What this does, though, is get the attention of Kate, a senior in Mark’s calculus class. While this could have been disatrous, Mark and Kate actually form a fast friendship, bonding over their mutual love disasters. Kate is in love with her best friend’s cousin, Violet, from afar. The two have never met, never spoken, never even texted, but Kate knows that she’s in love. Her best friend tells her that Violet feels the same way. But for some reason, when it comes time for the two of them to meet, Kate bolts. She runs right into Mark’s underwear dance, and the rest is history.

(Well, not really. This is just the setup for the book. The rest is about 200 pages, featuring Kate’s anxiety at leaving for college, Mark’s very real struggle to accept Ryan’s feelings, and the friendship that builds between these two former strangers over the course of just a few days.)

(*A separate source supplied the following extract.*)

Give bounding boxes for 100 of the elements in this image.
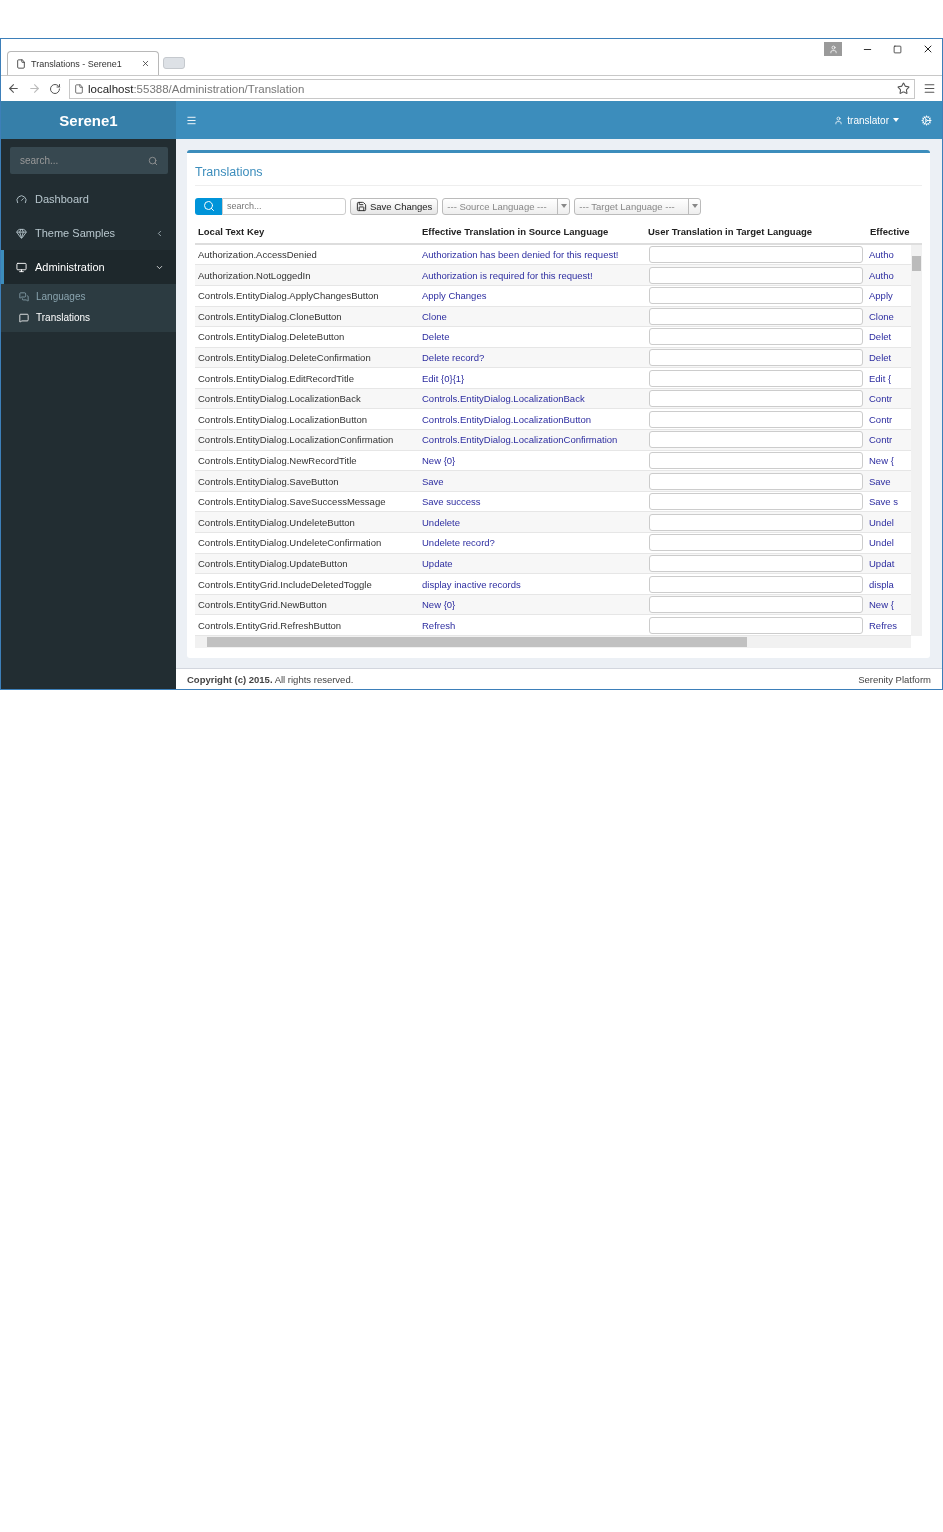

This book took me right back to my childhood bedroom, a thousand miles from where I am now, both literally and figuratively. It took me back to that feeling of being terrified about my future, excited about moving on but unsure of what would happen to all of my relationships as I moved on to the next chapter in my life.

This book is coming-of-age at its best, when you’re forming new friendships while trying not to leave the old ones behind. When you want desperately for things to stay the same, but you’re also ready for a change. When you struggle with staying in your familiar friendship, or letting your friend know that you’ve developed more-than-friendly feelings for them. It perfectly encapsulates that feeling of growing up and having to make all these decisions and not knowing which one is right.

I can’t imagine not giving this book five stars. Because this is the David Levithan I remember. This is what kept me reading his books, one right after another, when I was the same age as Mark and Kate. I loved this book so much, and now, please excuse me while I check out all of the David Levithan and Nina LaCour books in my library.

A big thank you to Netgalley and St. Martin’s Griffin for the advance copy!